July 21, 2018 08:35 pm | Updated 08:35 pm IST

It was a Sunday morning and I was laying down lazily on the sofa watching the highlights of football World Cup match. My mother who came back from market was very upset and angry. “The vegetable prices are going up!” she said with raised eyebrows. Following her through the door, my father said: “Petrol prices are going up too!” Both of them were visibly upset as this would dent their monthly budget. All through this, I lay there on the couch nonchalantly, flipping TV channels. I stopped at one of the popular songs, ‘ghoomar’ from the movie Padmavat. It reminded me of Alauddin Khalji.

Market control

Alauddin Khalji, who was one of the greatest rulers of the Delhi Sultanate, ruled between 1296 and 1316 A.D. He is known to have taken up many reforms during his era. Of those, one thing, which stands out, is the market control policy. Alauddin successfully employed a policy of market control in which the price of every single item was fixed. Starting from necessities such as rice, wheat and coarse grains to luxury items such as silk cloth, muslin cloth, gold and so on, all prices were fixed. Even the price of horses was fixed. The prices were pretty low too. For example, one tanka, the equivalent of today’s rupee, could fetch nearly 190 kg of rice or wheat.

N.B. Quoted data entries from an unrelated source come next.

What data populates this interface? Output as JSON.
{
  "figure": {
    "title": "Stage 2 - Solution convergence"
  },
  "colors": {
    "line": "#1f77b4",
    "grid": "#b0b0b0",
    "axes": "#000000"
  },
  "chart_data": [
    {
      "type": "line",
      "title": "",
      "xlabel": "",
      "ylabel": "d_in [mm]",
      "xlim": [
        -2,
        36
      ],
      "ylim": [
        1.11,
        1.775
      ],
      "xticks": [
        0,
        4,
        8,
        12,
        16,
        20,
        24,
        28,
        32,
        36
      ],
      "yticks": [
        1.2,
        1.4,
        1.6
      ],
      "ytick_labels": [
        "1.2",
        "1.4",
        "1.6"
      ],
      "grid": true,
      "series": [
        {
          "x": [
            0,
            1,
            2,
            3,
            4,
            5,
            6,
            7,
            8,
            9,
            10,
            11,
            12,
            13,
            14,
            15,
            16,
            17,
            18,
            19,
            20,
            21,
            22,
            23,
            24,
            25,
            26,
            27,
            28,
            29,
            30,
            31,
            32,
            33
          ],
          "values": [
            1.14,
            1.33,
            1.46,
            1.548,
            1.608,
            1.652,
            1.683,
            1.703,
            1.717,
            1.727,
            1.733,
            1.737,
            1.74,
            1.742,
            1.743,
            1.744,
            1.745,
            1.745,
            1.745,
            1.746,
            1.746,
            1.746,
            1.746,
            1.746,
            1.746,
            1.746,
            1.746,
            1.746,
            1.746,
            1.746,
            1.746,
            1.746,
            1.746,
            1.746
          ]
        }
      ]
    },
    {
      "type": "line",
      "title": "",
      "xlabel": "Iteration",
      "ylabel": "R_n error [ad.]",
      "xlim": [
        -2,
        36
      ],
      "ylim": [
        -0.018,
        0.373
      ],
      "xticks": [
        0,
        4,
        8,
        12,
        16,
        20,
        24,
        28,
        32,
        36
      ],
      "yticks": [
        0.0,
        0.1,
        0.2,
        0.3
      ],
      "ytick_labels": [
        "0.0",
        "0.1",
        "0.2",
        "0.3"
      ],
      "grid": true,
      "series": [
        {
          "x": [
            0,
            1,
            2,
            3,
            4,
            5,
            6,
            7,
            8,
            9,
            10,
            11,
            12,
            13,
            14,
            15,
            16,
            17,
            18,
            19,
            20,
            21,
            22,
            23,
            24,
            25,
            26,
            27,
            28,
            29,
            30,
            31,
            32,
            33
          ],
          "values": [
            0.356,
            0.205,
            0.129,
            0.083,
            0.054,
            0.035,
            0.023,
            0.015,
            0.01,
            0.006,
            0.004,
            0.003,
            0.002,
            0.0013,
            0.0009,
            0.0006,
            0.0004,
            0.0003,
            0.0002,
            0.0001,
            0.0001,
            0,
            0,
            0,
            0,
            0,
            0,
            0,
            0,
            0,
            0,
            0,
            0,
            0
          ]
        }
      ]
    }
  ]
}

There were designated markets where all the traders were supposed to bring their goods and sell them at the prices fixed by the sultan. There were special officers employed to monitor the prices in the market, who reported to sultan directly. Strict punishment was given to traders who violated the price norms. Many historians consider this policy a ‘wonder’. There was no ‘inflation’ or ‘price rise’ during the complete age.

The reasons for this experiment are many, and modern-day historians still debate its intention. However, the market control policy of Alauddin Khalji was no doubt a huge success.

Problems of the age

Today the words ‘inflation’ or ‘price rise’ send shivers down the spines of many families of India. Various reasons cause severe anxiety among people viz., When Rupee falls in comparison with dollar due to American monetary policy, when there is rainfall deficit in a particular year, when government announces increase in MSP, when OPEC countries decide to control crude oil output, when America and China indulge in a trade war, when people like Vijay Mallya give interviews from London, when it is known that Nirav Modi has multiple passports, and finally when the monetary policy committee headed by the Governor of the Reserve Bank of India decides to increase the repo rate. When any of these or all of these happen (Incidentally, all of these are happening together), People know that they are up for shelling out more from their pockets! This severely upsets budgets of many families in India who plan their budget books meticulously.

Can he come back?

So in the present age, do we need Alauddin Khalji to check the price rise and Inflation? With distinguished economic pundits advocating free market mechanism and the world moving more and more towards capitalistic economy can anyone who thinks or acts like Alauddin even be born? Any such thought or even such theory would be brushed aside by modern day economists as absurd! They would bombard you with theories of Demand supply curves, explain law of diminishing marginal utility, explain how the invisible hand in market works, how inflation is good for economy as it projects the aggregate demand and will keep firms happy. In short, they would tell you everything except things you understand. Anyone who talks of ‘price control’ will be termed an idiot who does not understand the basics of economics.

While Alauddin Khalji faced only the Mongol challenge, the challenges we face today are many. To dream of market control similar to that of Alauddin’s era may be utopian and improbable today. Globalisation has significantly united all the

economies and made them inter-dependent. Anything happening anywhere in the world is going to impact Indian markets and Indian goods. Even foreign direct investment (FDI) inflow or outflow levels can impact your vegetable prices.

So, for now, bye bye, Alauddin Khalji. We have no place for people like you. We will only talk about your fiction stories like Padmavat and not about your market control, which actually happened.

I will definitely remember you next time when my mother complains of price increase in toor dal or wheat. I will introduce you to her and convince her that this will keep happening in your absence and ask her to be cautious. But from the bottom of my heart I only wish someone in our generation meets your distant relative at least.